Pagefile
Where is your pagefile?
I would recommend putting it on a dedicated volume to make it faster. Ideally, you would put it on a different physical drive from the one the OS is installed on (so long as it is less frequently used than the OS drive). If that is not possible, then at least put it in its own partition (as close to the start of the drive as possible) to ensure that it remains un-fragmented.
When you minimize or idle a program for a while, Windows pages its memory out to the swapfile on disk. When you close it, that memory has to be freed even if it is not in RAM (in which case, it has to be marked as free in the swapfile).
By optimizing the swapfile, when you close your memory-heavy programming apps, the OS will be able to page back in the memory from other programs in a much more reasonable amount of time.
Simply Busy
Failing that, patience is a virtue. (I have had plenty of times—eg encoding a video with the program set to real-time priority!—when the system was so bogged down by something that the mouse not only froze, but the keyboard even locked up such that the *-Lock LEDs would not change, and the internal speaker beeped. In most cases, unless it was a full-on crash-worth hang, waiting long enough would eventually fix it—assuming I had enough patience to wait.)
CPU
Like I said in my first comment. I would examine the CPU usage. While it is normal for the drive to thrash when memory is freed, it rarely causes the mouse to actually stutter. That is usually due to a high-priority process using a lot of CPU. Examine the Task Manager (or Process Explorer since it has a trace graph), to examine what process is using up the CPU to help narrow down the problem.
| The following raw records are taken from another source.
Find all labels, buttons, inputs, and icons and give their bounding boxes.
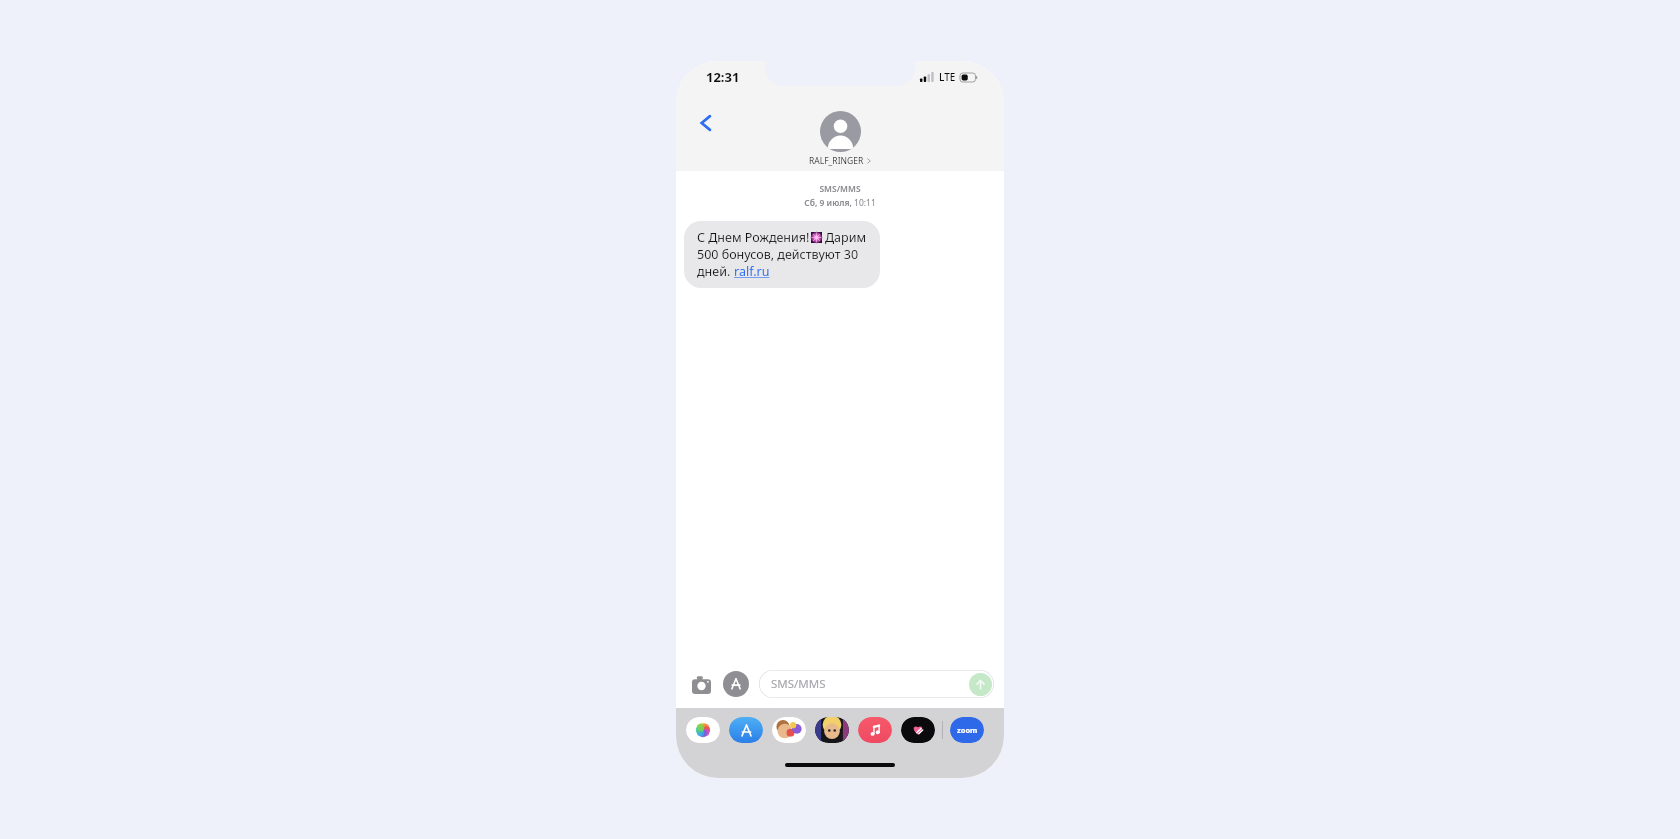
- staticText: zoom: [957, 725, 978, 735]
- button[interactable]: RALF_RINGER: [809, 111, 872, 167]
- button[interactable]: Send: [969, 673, 992, 696]
- staticText: SMS/MMS: [771, 676, 826, 692]
- staticText: С Днем Рождения!: [697, 229, 810, 246]
- button[interactable]: Camera: [686, 669, 716, 699]
- staticText: Дарим: [825, 229, 867, 246]
- button[interactable]: Photos: [686, 717, 720, 743]
- staticText: дней.: [697, 263, 734, 280]
- button[interactable]: Memoji: [815, 717, 849, 743]
- button[interactable]: Back: [686, 103, 726, 143]
- button[interactable]: SMS/MMS: [759, 670, 994, 698]
- button[interactable]: App Store: [729, 717, 763, 743]
- staticText: 500 бонусов, действуют 30: [697, 246, 859, 263]
- button[interactable]: App Store: [723, 671, 749, 697]
- button[interactable]: Fitness: [901, 717, 935, 743]
- staticText: RALF_RINGER: [809, 155, 864, 167]
- button[interactable]: ralf.ru: [734, 263, 770, 280]
- button[interactable]: Music: [858, 717, 892, 743]
- staticText: SMS/MMS: [676, 183, 1004, 195]
- staticText: 12:31: [706, 68, 740, 86]
- button[interactable]: С Днем Рождения!: [684, 221, 880, 288]
- button[interactable]: Zoom: [950, 717, 984, 743]
- button[interactable]: Memoji stickers: [772, 717, 806, 743]
- staticText: LTE: [939, 70, 956, 84]
- staticText: Сб, 9 июля, 10:11: [676, 197, 1004, 209]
If the process that is spinning the CPU is the programming app’s (ie, the app is closed, but the process is still hanging around to finish cleaning up), then can use TaskMan (or ProcExp) to set it to low-priorty so that you can continue to use your system while waiting for it to finish.
Throttling
It also occurs to me that another thing that could be causing the issue is CPU throttling. After closing a large program like development environments, the system does a lot of clean up, so watch your CPU usage and temperature. Does it use a lot of cycles during the clean up process? Does the temperature go up? Perhaps the motherboard is configured to throttle the CPU once it reaches a certain temperature, thus causing the whole system to slow down, including the responsivenesses of the mouse cursor and keyboard.